Hillary Jordan is the author of the novel Mudbound, published by Algonquin Books in March 2008. Mudbound was the 2008 NAIBA (New Atlantic Independent Booksellers Association) Fiction Book of the Year. It won a 2009 Alex Award from the American Library Association as well as the 2006 Bellwether Prize for fiction, founded by author Barbara Kingsolver and awarded biennially to an unpublished work of fiction that addresses issues of social justice. Hillary grew up in Dallas, Texas and Muskogee, Oklahoma and now lives in New York's Hudson Valley. She received a BA from Wellesley College and an MFA from Columbia University. She spent 15 years as an advertising copywriter before starting to write fiction.. She is currently working on her second novel, Red.

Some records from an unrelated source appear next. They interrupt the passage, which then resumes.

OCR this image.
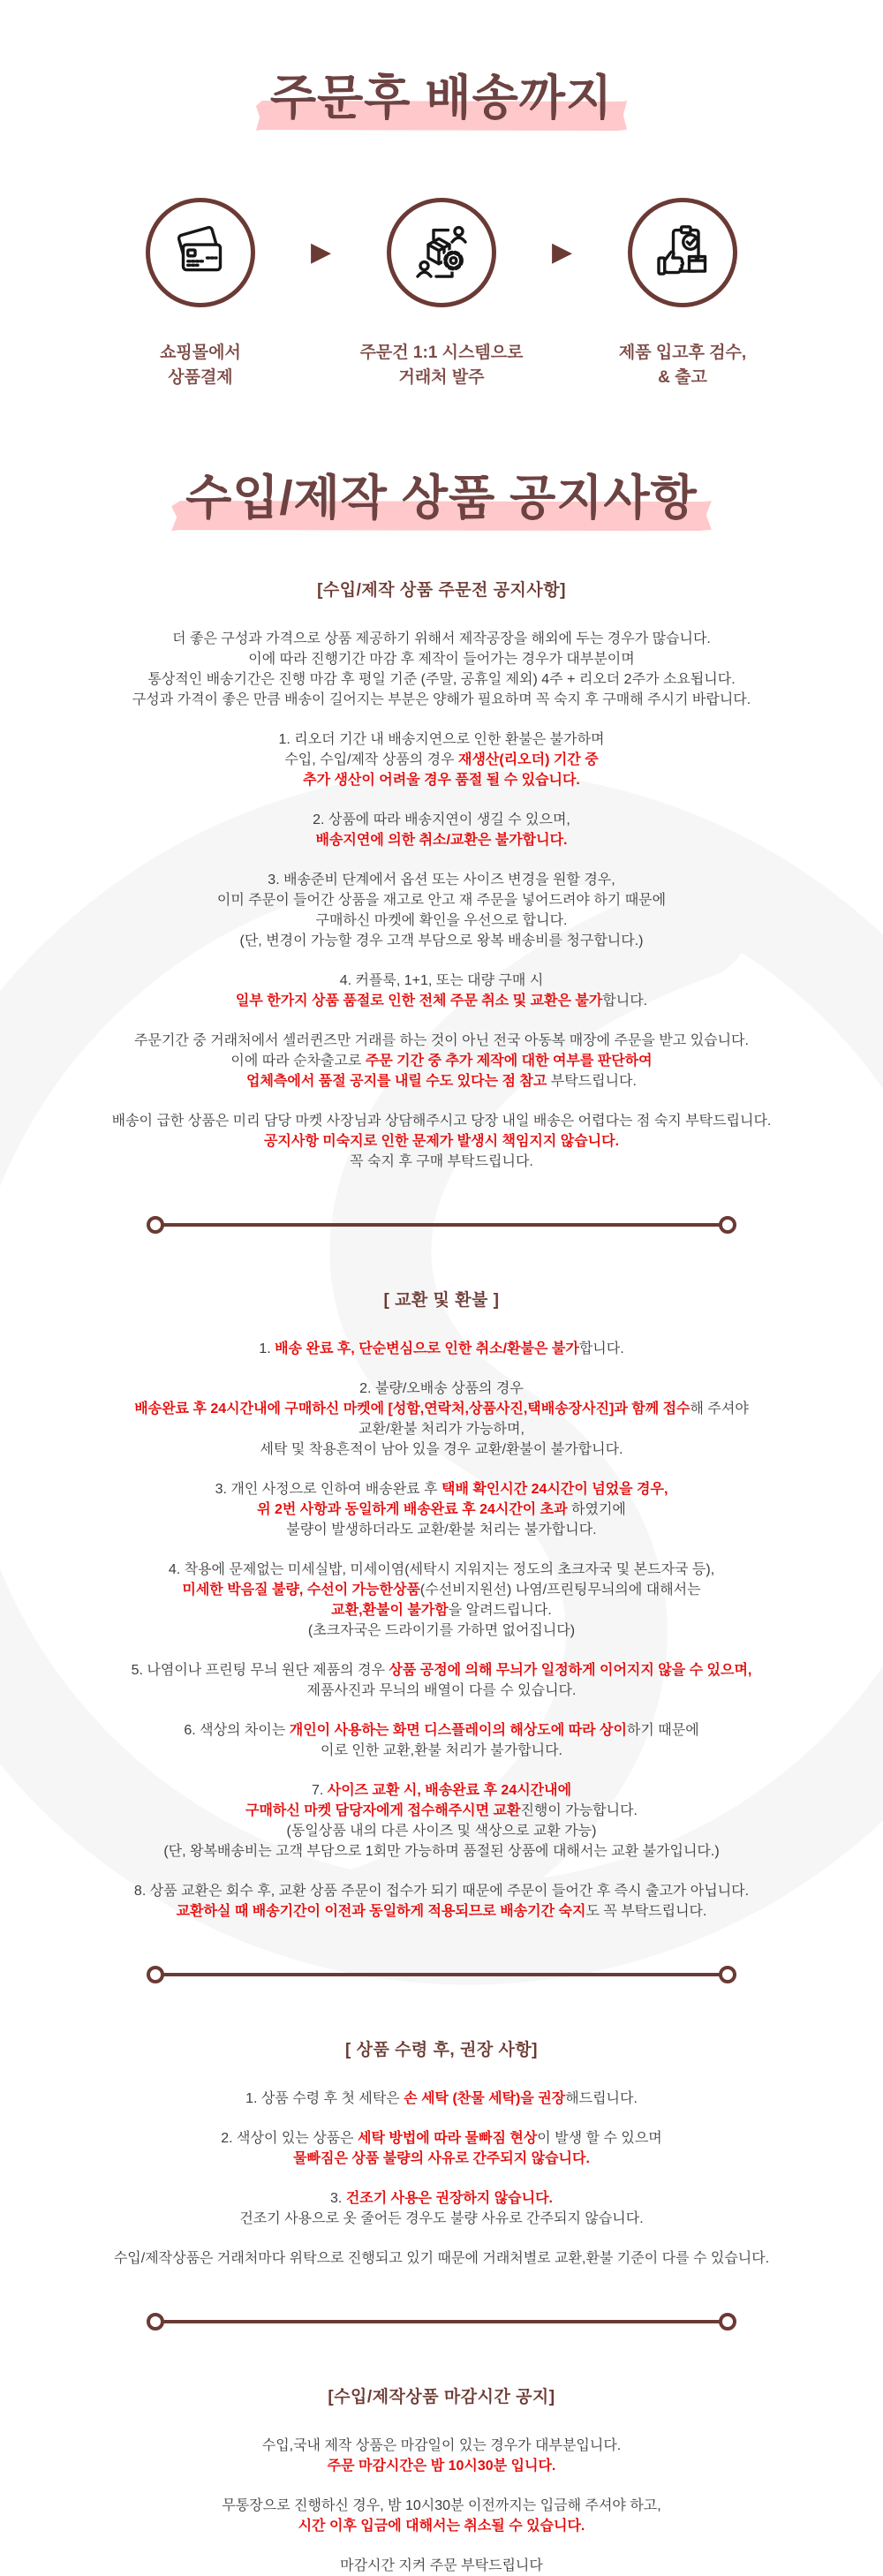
주문후 배송까지
쇼핑몰에서
상품결제
▶
주문건 1:1 시스템으로
거래처 발주
▶
제품 입고후 검수,
& 출고
수입/제작 상품 공지사항
[수입/제작 상품 주문전 공지사항]
더 좋은 구성과 가격으로 상품 제공하기 위해서 제작공장을 해외에 두는 경우가 많습니다.
이에 따라 진행기간 마감 후 제작이 들어가는 경우가 대부분이며
통상적인 배송기간은 진행 마감 후 평일 기준 (주말, 공휴일 제외) 4주 + 리오더 2주가 소요됩니다.
구성과 가격이 좋은 만큼 배송이 길어지는 부분은 양해가 필요하며 꼭 숙지 후 구매해 주시기 바랍니다.
1. 리오더 기간 내 배송지연으로 인한 환불은 불가하며
수입, 수입/제작 상품의 경우 재생산(리오더) 기간 중
추가 생산이 어려울 경우 품절 될 수 있습니다.
2. 상품에 따라 배송지연이 생길 수 있으며,
배송지연에 의한 취소/교환은 불가합니다.
3. 배송준비 단계에서 옵션 또는 사이즈 변경을 원할 경우,
이미 주문이 들어간 상품을 재고로 안고 재 주문을 넣어드려야 하기 때문에
구매하신 마켓에 확인을 우선으로 합니다.
(단, 변경이 가능할 경우 고객 부담으로 왕복 배송비를 청구합니다.)
4. 커플룩, 1+1, 또는 대량 구매 시
일부 한가지 상품 품절로 인한 전체 주문 취소 및 교환은 불가합니다.
주문기간 중 거래처에서 셀러퀸즈만 거래를 하는 것이 아닌 전국 아동복 매장에 주문을 받고 있습니다.
이에 따라 순차출고로 주문 기간 중 추가 제작에 대한 여부를 판단하여
업체측에서 품절 공지를 내릴 수도 있다는 점 참고 부탁드립니다.
배송이 급한 상품은 미리 담당 마켓 사장님과 상담해주시고 당장 내일 배송은 어렵다는 점 숙지 부탁드립니다.
공지사항 미숙지로 인한 문제가 발생시 책임지지 않습니다.
꼭 숙지 후 구매 부탁드립니다.
[ 교환 및 환불 ]
1. 배송 완료 후, 단순변심으로 인한 취소/환불은 불가합니다.
2. 불량/오배송 상품의 경우
배송완료 후 24시간내에 구매하신 마켓에 [성함,연락처,상품사진,택배송장사진]과 함께 접수해 주셔야
교환/환불 처리가 가능하며,
세탁 및 착용흔적이 남아 있을 경우 교환/환불이 불가합니다.
3. 개인 사정으로 인하여 배송완료 후 택배 확인시간 24시간이 넘었을 경우,
위 2번 사항과 동일하게 배송완료 후 24시간이 초과 하였기에
불량이 발생하더라도 교환/환불 처리는 불가합니다.
4. 착용에 문제없는 미세실밥, 미세이염(세탁시 지워지는 정도의 초크자국 및 본드자국 등),
미세한 박음질 불량, 수선이 가능한상품(수선비지원선) 나염/프린팅무늬의에 대해서는
교환,환불이 불가함을 알려드립니다.
(초크자국은 드라이기를 가하면 없어집니다)
5. 나염이나 프린팅 무늬 원단 제품의 경우 상품 공정에 의해 무늬가 일정하게 이어지지 않을 수 있으며,
제품사진과 무늬의 배열이 다를 수 있습니다.
6. 색상의 차이는 개인이 사용하는 화면 디스플레이의 해상도에 따라 상이하기 때문에
이로 인한 교환,환불 처리가 불가합니다.
7. 사이즈 교환 시, 배송완료 후 24시간내에
구매하신 마켓 담당자에게 접수해주시면 교환진행이 가능합니다.
(동일상품 내의 다른 사이즈 및 색상으로 교환 가능)
(단, 왕복배송비는 고객 부담으로 1회만 가능하며 품절된 상품에 대해서는 교환 불가입니다.)
8. 상품 교환은 회수 후, 교환 상품 주문이 접수가 되기 때문에 주문이 들어간 후 즉시 출고가 아닙니다.
교환하실 때 배송기간이 이전과 동일하게 적용되므로 배송기간 숙지도 꼭 부탁드립니다.
[ 상품 수령 후, 권장 사항]
1. 상품 수령 후 첫 세탁은 손 세탁 (찬물 세탁)을 권장해드립니다.
2. 색상이 있는 상품은 세탁 방법에 따라 물빠짐 현상이 발생 할 수 있으며
물빠짐은 상품 불량의 사유로 간주되지 않습니다.
3. 건조기 사용은 권장하지 않습니다.
건조기 사용으로 옷 줄어든 경우도 불량 사유로 간주되지 않습니다.
수입/제작상품은 거래처마다 위탁으로 진행되고 있기 때문에 거래처별로 교환,환불 기준이 다를 수 있습니다.
[수입/제작상품 마감시간 공지]
수입,국내 제작 상품은 마감일이 있는 경우가 대부분입니다.
주문 마감시간은 밤 10시30분 입니다.
무통장으로 진행하신 경우, 밤 10시30분 이전까지는 입금해 주셔야 하고,
시간 이후 입금에 대해서는 취소될 수 있습니다.
마감시간 지켜 주문 부탁드립니다
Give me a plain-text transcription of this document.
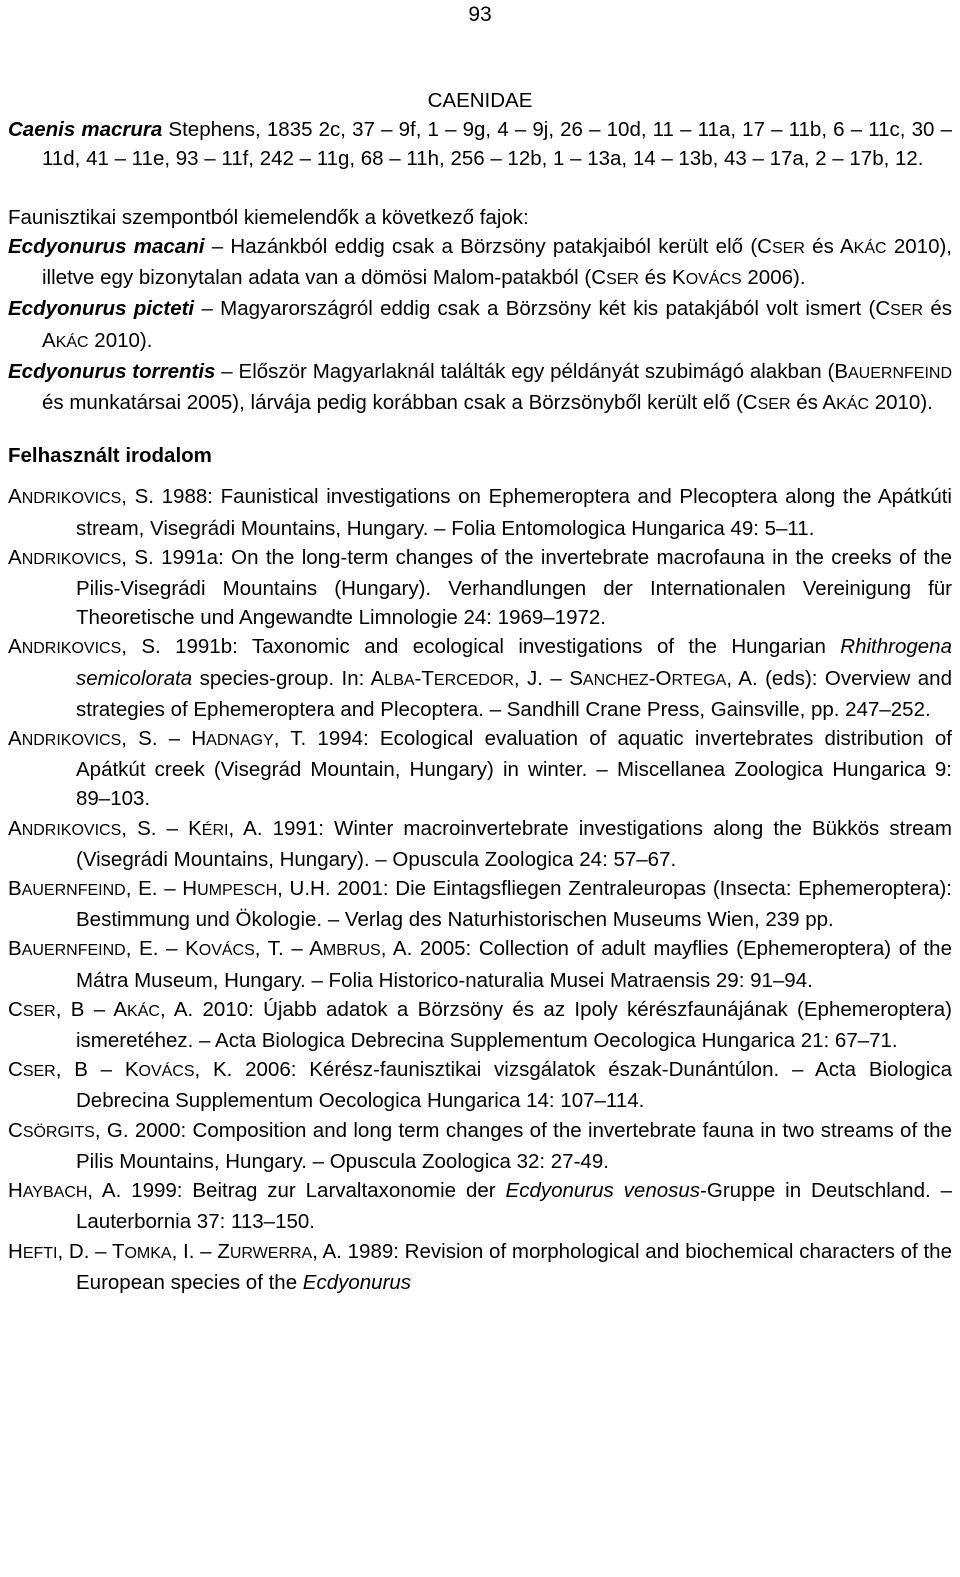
93

CAENIDAE

Caenis macrura Stephens, 1835 2c, 37 – 9f, 1 – 9g, 4 – 9j, 26 – 10d, 11 – 11a, 17 – 11b, 6 – 11c, 30 – 11d, 41 – 11e, 93 – 11f, 242 – 11g, 68 – 11h, 256 – 12b, 1 – 13a, 14 – 13b, 43 – 17a, 2 – 17b, 12.

Faunisztikai szempontból kiemelendők a következő fajok:

Ecdyonurus macani – Hazánkból eddig csak a Börzsöny patakjaiból került elő (CSER és AKÁC 2010), illetve egy bizonytalan adata van a dömösi Malom-patakból (CSER és KOVÁCS 2006).

Ecdyonurus picteti – Magyarországról eddig csak a Börzsöny két kis patakjából volt ismert (CSER és AKÁC 2010).

Ecdyonurus torrentis – Először Magyarlaknál találták egy példányát szubimágó alakban (BAUERNFEIND és munkatársai 2005), lárvája pedig korábban csak a Börzsönyből került elő (CSER és AKÁC 2010).

Felhasznált irodalom

ANDRIKOVICS, S. 1988: Faunistical investigations on Ephemeroptera and Plecoptera along the Apátkúti stream, Visegrádi Mountains, Hungary. – Folia Entomologica Hungarica 49: 5–11.

ANDRIKOVICS, S. 1991a: On the long-term changes of the invertebrate macrofauna in the creeks of the Pilis-Visegrádi Mountains (Hungary). Verhandlungen der Internationalen Vereinigung für Theoretische und Angewandte Limnologie 24: 1969–1972.

ANDRIKOVICS, S. 1991b: Taxonomic and ecological investigations of the Hungarian Rhithrogena semicolorata species-group. In: ALBA-TERCEDOR, J. – SANCHEZ-ORTEGA, A. (eds): Overview and strategies of Ephemeroptera and Plecoptera. – Sandhill Crane Press, Gainsville, pp. 247–252.

ANDRIKOVICS, S. – HADNAGY, T. 1994: Ecological evaluation of aquatic invertebrates distribution of Apátkút creek (Visegrád Mountain, Hungary) in winter. – Miscellanea Zoologica Hungarica 9: 89–103.

ANDRIKOVICS, S. – KÉRI, A. 1991: Winter macroinvertebrate investigations along the Bükkös stream (Visegrádi Mountains, Hungary). – Opuscula Zoologica 24: 57–67.

BAUERNFEIND, E. – HUMPESCH, U.H. 2001: Die Eintagsfliegen Zentraleuropas (Insecta: Ephemeroptera): Bestimmung und Ökologie. – Verlag des Naturhistorischen Museums Wien, 239 pp.

BAUERNFEIND, E. – KOVÁCS, T. – AMBRUS, A. 2005: Collection of adult mayflies (Ephemeroptera) of the Mátra Museum, Hungary. – Folia Historico-naturalia Musei Matraensis 29: 91–94.

CSER, B – AKÁC, A. 2010: Újabb adatok a Börzsöny és az Ipoly kérészfaunájának (Ephemeroptera) ismeretéhez. – Acta Biologica Debrecina Supplementum Oecologica Hungarica 21: 67–71.

CSER, B – KOVÁCS, K. 2006: Kérész-faunisztikai vizsgálatok észak-Dunántúlon. – Acta Biologica Debrecina Supplementum Oecologica Hungarica 14: 107–114.

CSÖRGITS, G. 2000: Composition and long term changes of the invertebrate fauna in two streams of the Pilis Mountains, Hungary. – Opuscula Zoologica 32: 27-49.

HAYBACH, A. 1999: Beitrag zur Larvaltaxonomie der Ecdyonurus venosus-Gruppe in Deutschland. – Lauterbornia 37: 113–150.

HEFTI, D. – TOMKA, I. – ZURWERRA, A. 1989: Revision of morphological and biochemical characters of the European species of the Ecdyonurus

Mudbound is a story of betrayal, murder and forbidden love set in on a cotton farm in the Mississippi Delta in 1946, during the height of the Jim Crow era. The story is told in alternating first-person narratives by the members of two families: the McAllans, the white family that owns the farm; and the Jacksons, a black family that works for the McAllans as share tenants. When two sons, Jamie McAllan and Ronsel Jackson, return from fighting World War II, the unlikely friendship of these brothers-in-arms sets in motion a harrowing chain of events that test the faith and courage of both families. As they strive for love and honor in a brutal time and place, they become players in a tragedy on the grandest scale and find redemption where they least expect it.
Awards
Additional honors for Mudbound: a Barnes & Noble Discover Great New Writers pick, a Borders Original Voices selection, a Book Sense pick, one of twelve New Voices for 2008 chosen by Waterstone's UK, a Richard & Judy New Writers Book Of The Month, and one of IndieNext's top ten reading group suggestions for 2009.